政府は公益法人制度の抜本的改革を目指し、昨年12月、現行の主務官庁による設立許可制度を廃止し、登記するだけで設立できる「非営利法人制度」の創設を閣議決定した。同制度では、税制上優遇する公益性の判断を、主務官庁から民間の有識者からなる委員会に委ねる仕組みとなるが、政府税制調査会では「非常に透明性が高まる」と高く評価、この第三者機関に税制優遇を判断させることを2006年度税制改正に盛り込む考えだ。
課税上の基本的な考え方は、民間の有識者委で公益性が認められれば、公益活動に対しては非課税、収益事業に対しては非課税ということで従来と変わりない。公益性がないと判断された場合は、法人の態様や共益性の有無などからいろいろな課税の範囲が検討される。ただ、現行で収益事業とされる33業種のリストは、「非常に古い職業のカテゴリーで決められている」(石会長)ことから、大幅に見直される方向にある。
また、収益事業に対する税率は、一般の法人税率が30%のところ、中小企業と同様の22%という軽減税率が適用されているが、この税率格差を認めるかどうかも議論される。公益法人に対しては、収益事業のうち20%を非課税となる非収益部門に入れられるみなし寄附金制度が認められている。ということは、22%でも8掛けであり、表面的な税率以上に優遇されているとの意見があるからだ。

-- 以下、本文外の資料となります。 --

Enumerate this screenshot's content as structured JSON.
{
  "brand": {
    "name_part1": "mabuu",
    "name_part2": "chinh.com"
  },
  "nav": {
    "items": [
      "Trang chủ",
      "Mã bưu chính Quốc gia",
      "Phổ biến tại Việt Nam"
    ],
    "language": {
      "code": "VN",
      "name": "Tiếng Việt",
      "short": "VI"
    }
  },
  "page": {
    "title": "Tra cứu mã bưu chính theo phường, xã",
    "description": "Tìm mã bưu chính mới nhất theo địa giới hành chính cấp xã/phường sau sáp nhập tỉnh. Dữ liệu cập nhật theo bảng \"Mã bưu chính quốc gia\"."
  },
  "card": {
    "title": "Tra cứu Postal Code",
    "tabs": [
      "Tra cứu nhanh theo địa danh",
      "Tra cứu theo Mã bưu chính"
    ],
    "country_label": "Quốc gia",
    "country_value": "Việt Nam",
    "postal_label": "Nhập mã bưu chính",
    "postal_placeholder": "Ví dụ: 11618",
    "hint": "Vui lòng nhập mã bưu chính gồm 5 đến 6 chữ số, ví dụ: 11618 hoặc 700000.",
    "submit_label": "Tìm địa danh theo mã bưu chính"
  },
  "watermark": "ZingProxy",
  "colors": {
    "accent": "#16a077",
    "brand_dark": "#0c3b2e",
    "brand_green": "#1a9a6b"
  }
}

そのほか、今回の非営利法人制度は社団法人・財団法人、同業者団体などの中間法人が対象となることから、対象外の学校法人や宗教法人、社会福祉法人、NPO法人などの既存の公益法人との税負担とのバランスも考慮されることになる。なお、NPO法人については、国税庁が審査・判断して認定NPO法人として税制上優遇する現行の仕組みはそのまま残る。